FILE: Minister of Public Enterprises Pravin Gordhan. Photo: Abigail Javier / EWN

CAPE TOWN – Public Enterprise Minister Pravin Gordhan responded to critics of the government’s plans to bail out struggling state entities such as South African Airways (SAA) and Land Bank.

Minister Gordhan clashed with MPs for two consecutive days this week, where he was forced to defend the government’s decision to grant SAA a R10.5 billion ransom.

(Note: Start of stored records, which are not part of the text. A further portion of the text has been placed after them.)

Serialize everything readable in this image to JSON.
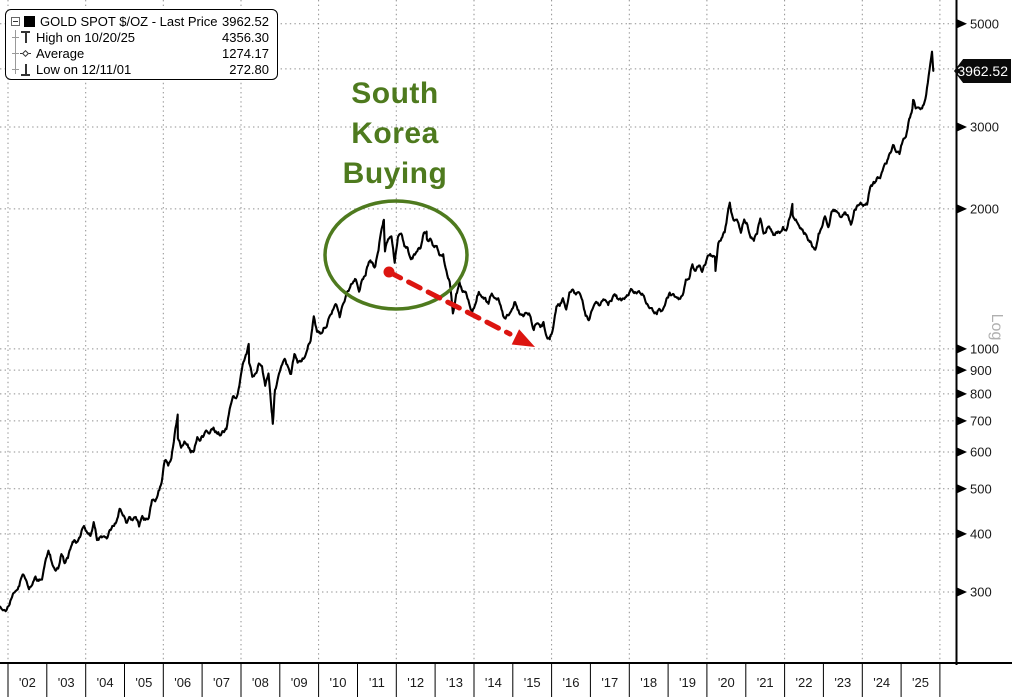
{
  "legend": {
    "series_label": "GOLD SPOT $/OZ - Last Price",
    "last_price": "3962.52",
    "rows": [
      {
        "icon": "high-marker",
        "label": "High on 10/20/25",
        "value": "4356.30"
      },
      {
        "icon": "average-marker",
        "label": "Average",
        "value": "1274.17"
      },
      {
        "icon": "low-marker",
        "label": "Low on 12/11/01",
        "value": "272.80"
      }
    ]
  },
  "annotation": {
    "lines": [
      "South",
      "Korea",
      "Buying"
    ]
  },
  "axis": {
    "last_price_tag": "3962.52",
    "scale_label": "Log"
  },
  "colors": {
    "line": "#000000",
    "grid": "#8f8f8f",
    "axis": "#000000",
    "tick_text": "#1a1a1a",
    "annotation_green": "#4e7a1e",
    "arrow_red": "#dc1510",
    "tag_bg": "#0a0a0a",
    "tag_text": "#ffffff",
    "log_label": "#b0b0b0"
  },
  "chart_data": {
    "type": "line",
    "title": "GOLD SPOT $/OZ - Last Price",
    "x_axis": {
      "start_year": 2002,
      "end_year": 2026,
      "tick_labels": [
        "'02",
        "'03",
        "'04",
        "'05",
        "'06",
        "'07",
        "'08",
        "'09",
        "'10",
        "'11",
        "'12",
        "'13",
        "'14",
        "'15",
        "'16",
        "'17",
        "'18",
        "'19",
        "'20",
        "'21",
        "'22",
        "'23",
        "'24",
        "'25"
      ],
      "gridline_years": [
        2002,
        2004,
        2006,
        2008,
        2010,
        2012,
        2014,
        2016,
        2018,
        2020,
        2022,
        2024,
        2026
      ]
    },
    "y_axis": {
      "scale": "log",
      "side": "right",
      "scale_label": "Log",
      "tick_values": [
        300,
        400,
        500,
        600,
        700,
        800,
        900,
        1000,
        2000,
        3000,
        5000
      ],
      "gridline_values": [
        300,
        400,
        500,
        600,
        700,
        800,
        900,
        1000,
        2000,
        3000,
        4000,
        5000
      ],
      "range": [
        270,
        5100
      ]
    },
    "stats": {
      "last_price": 3962.52,
      "high": {
        "date": "10/20/25",
        "value": 4356.3
      },
      "average": 1274.17,
      "low": {
        "date": "12/11/01",
        "value": 272.8
      }
    },
    "series": [
      {
        "name": "GOLD SPOT $/OZ",
        "monthly_by_year": {
          "2002": [
            282,
            297,
            302,
            309,
            327,
            319,
            304,
            311,
            324,
            317,
            319,
            348
          ],
          "2003": [
            368,
            348,
            335,
            337,
            362,
            346,
            355,
            376,
            388,
            385,
            398,
            416
          ],
          "2004": [
            402,
            396,
            424,
            388,
            394,
            395,
            391,
            408,
            416,
            425,
            453,
            438
          ],
          "2005": [
            423,
            435,
            428,
            435,
            415,
            437,
            429,
            433,
            473,
            470,
            495,
            517
          ],
          "2006": [
            575,
            561,
            582,
            654,
            642,
            613,
            632,
            623,
            599,
            604,
            646,
            636
          ],
          "2007": [
            651,
            665,
            662,
            677,
            659,
            651,
            665,
            672,
            743,
            790,
            783,
            834
          ],
          "2008": [
            923,
            971,
            933,
            871,
            885,
            930,
            918,
            833,
            885,
            731,
            816,
            870
          ],
          "2009": [
            919,
            952,
            916,
            883,
            975,
            934,
            939,
            955,
            996,
            1040,
            1175,
            1088
          ],
          "2010": [
            1078,
            1108,
            1116,
            1180,
            1215,
            1244,
            1169,
            1246,
            1307,
            1346,
            1383,
            1410
          ],
          "2011": [
            1327,
            1411,
            1439,
            1535,
            1536,
            1505,
            1628,
            1814,
            1620,
            1722,
            1746,
            1531
          ],
          "2012": [
            1738,
            1770,
            1662,
            1651,
            1558,
            1598,
            1622,
            1648,
            1776,
            1719,
            1726,
            1664
          ],
          "2013": [
            1664,
            1588,
            1598,
            1469,
            1394,
            1192,
            1312,
            1394,
            1326,
            1324,
            1253,
            1202
          ],
          "2014": [
            1251,
            1326,
            1291,
            1288,
            1250,
            1315,
            1285,
            1285,
            1216,
            1164,
            1182,
            1206
          ],
          "2015": [
            1260,
            1214,
            1187,
            1180,
            1191,
            1171,
            1098,
            1135,
            1114,
            1142,
            1061,
            1060
          ],
          "2016": [
            1111,
            1234,
            1237,
            1285,
            1215,
            1322,
            1342,
            1309,
            1322,
            1272,
            1178,
            1152
          ],
          "2017": [
            1212,
            1255,
            1244,
            1266,
            1275,
            1242,
            1267,
            1311,
            1280,
            1271,
            1280,
            1302
          ],
          "2018": [
            1345,
            1318,
            1323,
            1315,
            1301,
            1250,
            1224,
            1202,
            1187,
            1215,
            1222,
            1282
          ],
          "2019": [
            1321,
            1313,
            1292,
            1283,
            1305,
            1409,
            1414,
            1520,
            1472,
            1511,
            1464,
            1517
          ],
          "2020": [
            1589,
            1586,
            1577,
            1687,
            1730,
            1781,
            1976,
            1968,
            1886,
            1879,
            1777,
            1898
          ],
          "2021": [
            1848,
            1734,
            1708,
            1768,
            1907,
            1770,
            1814,
            1814,
            1757,
            1783,
            1775,
            1829
          ],
          "2022": [
            1797,
            1909,
            1937,
            1897,
            1837,
            1807,
            1766,
            1711,
            1661,
            1634,
            1769,
            1824
          ],
          "2023": [
            1928,
            1827,
            1969,
            1990,
            1962,
            1919,
            1965,
            1940,
            1849,
            1983,
            2036,
            2063
          ],
          "2024": [
            2040,
            2044,
            2230,
            2286,
            2327,
            2327,
            2448,
            2503,
            2635,
            2744,
            2651,
            2625
          ],
          "2025": [
            2798,
            2858,
            3124,
            3289,
            3289,
            3303,
            3290,
            3448,
            3859
          ]
        },
        "extra_points": [
          [
            2001.8,
            279
          ],
          [
            2001.94,
            272.8
          ],
          [
            2006.37,
            722
          ],
          [
            2008.2,
            1025
          ],
          [
            2008.82,
            690
          ],
          [
            2011.68,
            1895
          ],
          [
            2012.78,
            1787
          ],
          [
            2015.95,
            1049
          ],
          [
            2020.22,
            1471
          ],
          [
            2020.59,
            2063
          ],
          [
            2022.2,
            2050
          ],
          [
            2025.31,
            3430
          ],
          [
            2025.797,
            4356.3
          ],
          [
            2025.83,
            3962.52
          ]
        ]
      }
    ]
  }
}
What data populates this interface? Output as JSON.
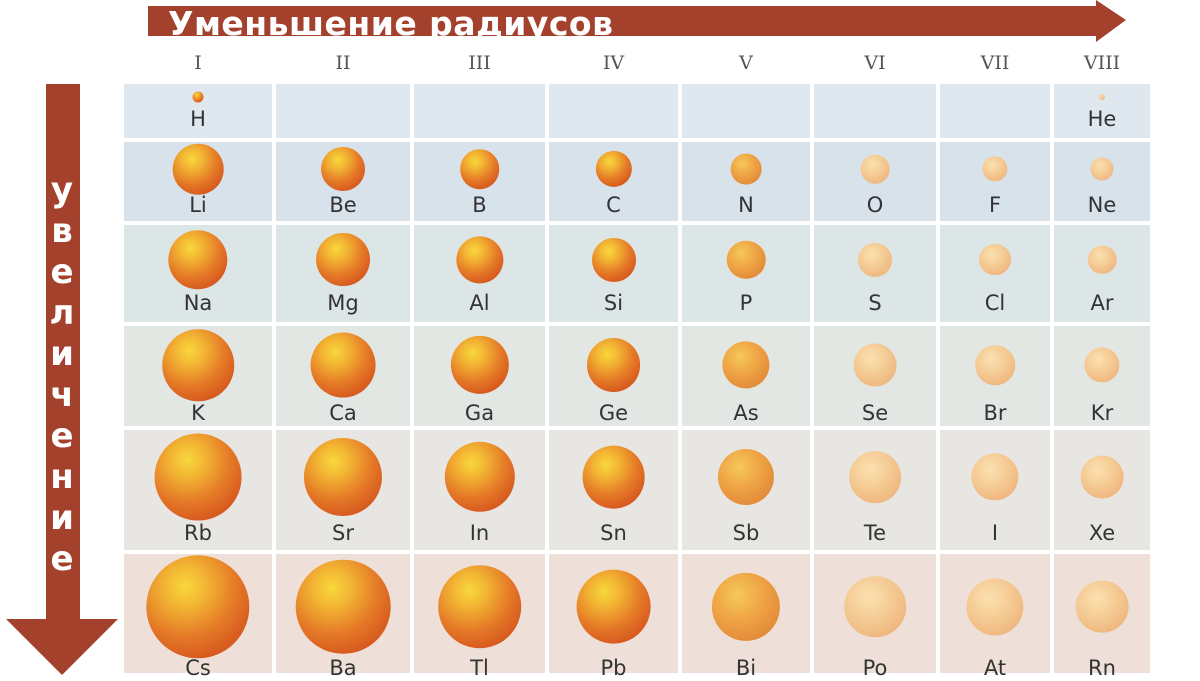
{
  "title_horizontal": "Уменьшение радиусов",
  "title_vertical": "увеличение",
  "groups": [
    "I",
    "II",
    "III",
    "IV",
    "V",
    "VI",
    "VII",
    "VIII"
  ],
  "colors": {
    "arrow": "#a4412c",
    "row_bands": [
      "#dfe7ef",
      "#d8e2eb",
      "#dde6e6",
      "#e3e7e3",
      "#e8e6e2",
      "#eee0d8"
    ],
    "ball_palette": [
      "#f7d23a",
      "#eb8a2b",
      "#d2551c",
      "#f9df9a",
      "#efb774"
    ]
  },
  "elements": [
    [
      {
        "symbol": "H",
        "size": 1
      },
      null,
      null,
      null,
      null,
      null,
      null,
      {
        "symbol": "He",
        "size": 0.3
      }
    ],
    [
      {
        "symbol": "Li",
        "size": 4.6
      },
      {
        "symbol": "Be",
        "size": 4.0
      },
      {
        "symbol": "B",
        "size": 3.6
      },
      {
        "symbol": "C",
        "size": 3.3
      },
      {
        "symbol": "N",
        "size": 2.8
      },
      {
        "symbol": "O",
        "size": 2.6
      },
      {
        "symbol": "F",
        "size": 2.3
      },
      {
        "symbol": "Ne",
        "size": 2.1
      }
    ],
    [
      {
        "symbol": "Na",
        "size": 5.4
      },
      {
        "symbol": "Mg",
        "size": 4.9
      },
      {
        "symbol": "Al",
        "size": 4.3
      },
      {
        "symbol": "Si",
        "size": 4.0
      },
      {
        "symbol": "P",
        "size": 3.5
      },
      {
        "symbol": "S",
        "size": 3.1
      },
      {
        "symbol": "Cl",
        "size": 2.9
      },
      {
        "symbol": "Ar",
        "size": 2.6
      }
    ],
    [
      {
        "symbol": "K",
        "size": 6.5
      },
      {
        "symbol": "Ca",
        "size": 5.9
      },
      {
        "symbol": "Ga",
        "size": 5.3
      },
      {
        "symbol": "Ge",
        "size": 4.9
      },
      {
        "symbol": "As",
        "size": 4.3
      },
      {
        "symbol": "Se",
        "size": 3.9
      },
      {
        "symbol": "Br",
        "size": 3.6
      },
      {
        "symbol": "Kr",
        "size": 3.2
      }
    ],
    [
      {
        "symbol": "Rb",
        "size": 7.9
      },
      {
        "symbol": "Sr",
        "size": 7.1
      },
      {
        "symbol": "In",
        "size": 6.4
      },
      {
        "symbol": "Sn",
        "size": 5.7
      },
      {
        "symbol": "Sb",
        "size": 5.1
      },
      {
        "symbol": "Te",
        "size": 4.7
      },
      {
        "symbol": "I",
        "size": 4.3
      },
      {
        "symbol": "Xe",
        "size": 3.9
      }
    ],
    [
      {
        "symbol": "Cs",
        "size": 9.4
      },
      {
        "symbol": "Ba",
        "size": 8.6
      },
      {
        "symbol": "Tl",
        "size": 7.6
      },
      {
        "symbol": "Pb",
        "size": 6.8
      },
      {
        "symbol": "Bi",
        "size": 6.2
      },
      {
        "symbol": "Po",
        "size": 5.6
      },
      {
        "symbol": "At",
        "size": 5.2
      },
      {
        "symbol": "Rn",
        "size": 4.8
      }
    ]
  ]
}
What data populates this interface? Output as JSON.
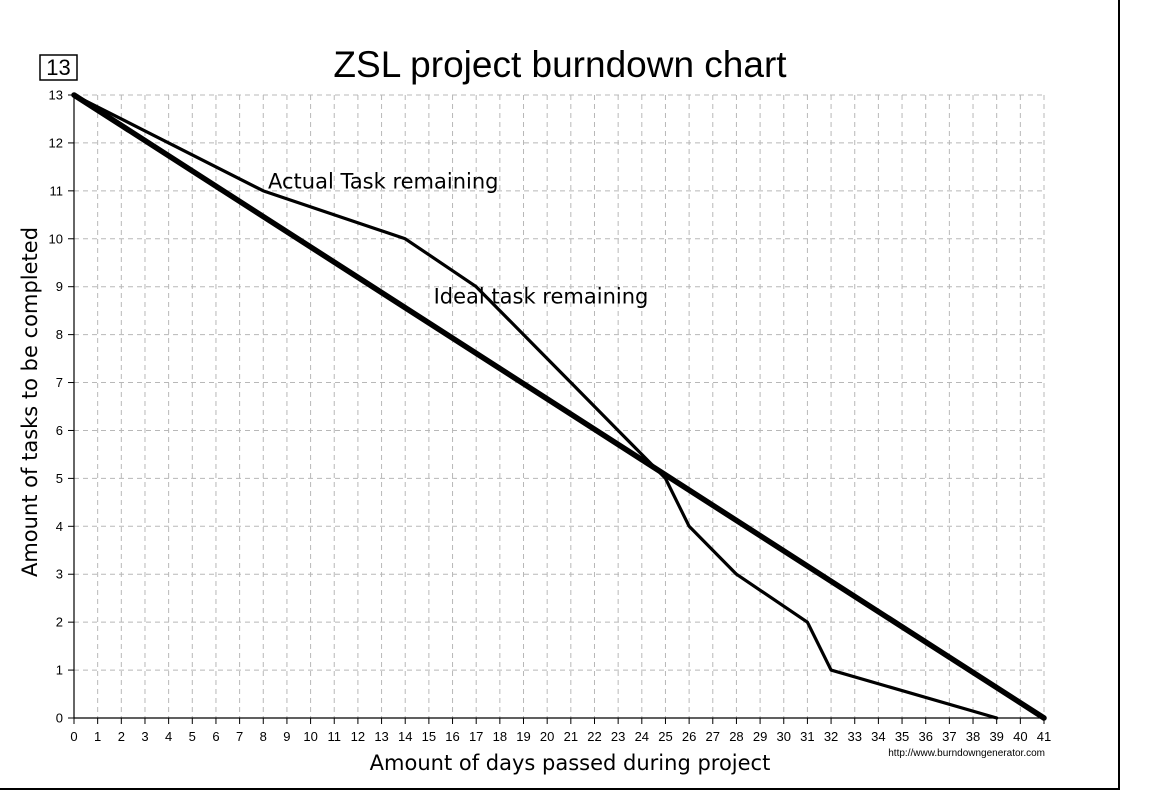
{
  "chart_data": {
    "type": "line",
    "title": "ZSL project burndown chart",
    "badge": "13",
    "xlabel": "Amount of days passed during project",
    "ylabel": "Amount of tasks to be completed",
    "credit": "http://www.burndowngenerator.com",
    "xlim": [
      0,
      41
    ],
    "ylim": [
      0,
      13
    ],
    "x_ticks": [
      0,
      1,
      2,
      3,
      4,
      5,
      6,
      7,
      8,
      9,
      10,
      11,
      12,
      13,
      14,
      15,
      16,
      17,
      18,
      19,
      20,
      21,
      22,
      23,
      24,
      25,
      26,
      27,
      28,
      29,
      30,
      31,
      32,
      33,
      34,
      35,
      36,
      37,
      38,
      39,
      40,
      41
    ],
    "y_ticks": [
      0,
      1,
      2,
      3,
      4,
      5,
      6,
      7,
      8,
      9,
      10,
      11,
      12,
      13
    ],
    "grid": true,
    "series": [
      {
        "name": "Actual Task remaining",
        "x": [
          0,
          4,
          8,
          14,
          17,
          19,
          21,
          23,
          25,
          26,
          28,
          31,
          32,
          39
        ],
        "y": [
          13,
          12,
          11,
          10,
          9,
          8,
          7,
          6,
          5,
          4,
          3,
          2,
          1,
          0
        ]
      },
      {
        "name": "Ideal task remaining",
        "x": [
          0,
          41
        ],
        "y": [
          13,
          0
        ]
      }
    ],
    "annotations": [
      {
        "text": "Actual Task remaining",
        "x": 8.2,
        "y": 11.05
      },
      {
        "text": "Ideal task remaining",
        "x": 15.2,
        "y": 8.65
      }
    ]
  }
}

On Thursday, the Democratic Alliance (DA) sponsored a debate on the rescue of bankrupt state companies, saying they had brought our country’s finances to the brink of ruin.

The opposition opposition prosecutor said that over the past 12 years, the government of the African National Congress (ANC) had spent R192.5 billion to rescue bankrupt state companies.

Geordin Hill-Lewis, the district attorney, said the government had pledged another 383 billion rand in state guarantees.

“Together, these bailouts and the guaranteed future bailouts have brought our country’s finances to the brink of ruin.”

But Minister Pravin Gordhan said the opposition was playing politics with state-owned companies, with some calling for their privatization.

“They have brought this debate purely to promote an ideological point of view, an ideological point of view that somehow, with a bit of swagger and hyperbole, is essentially saying that all entities that belong to the state should be privatized.”

Defending the bailout of parastatals like SAA, Gordhan said that some companies contribute substantially to GDP.

“It might interest us all to know that state companies contribute around 5% of GDP.”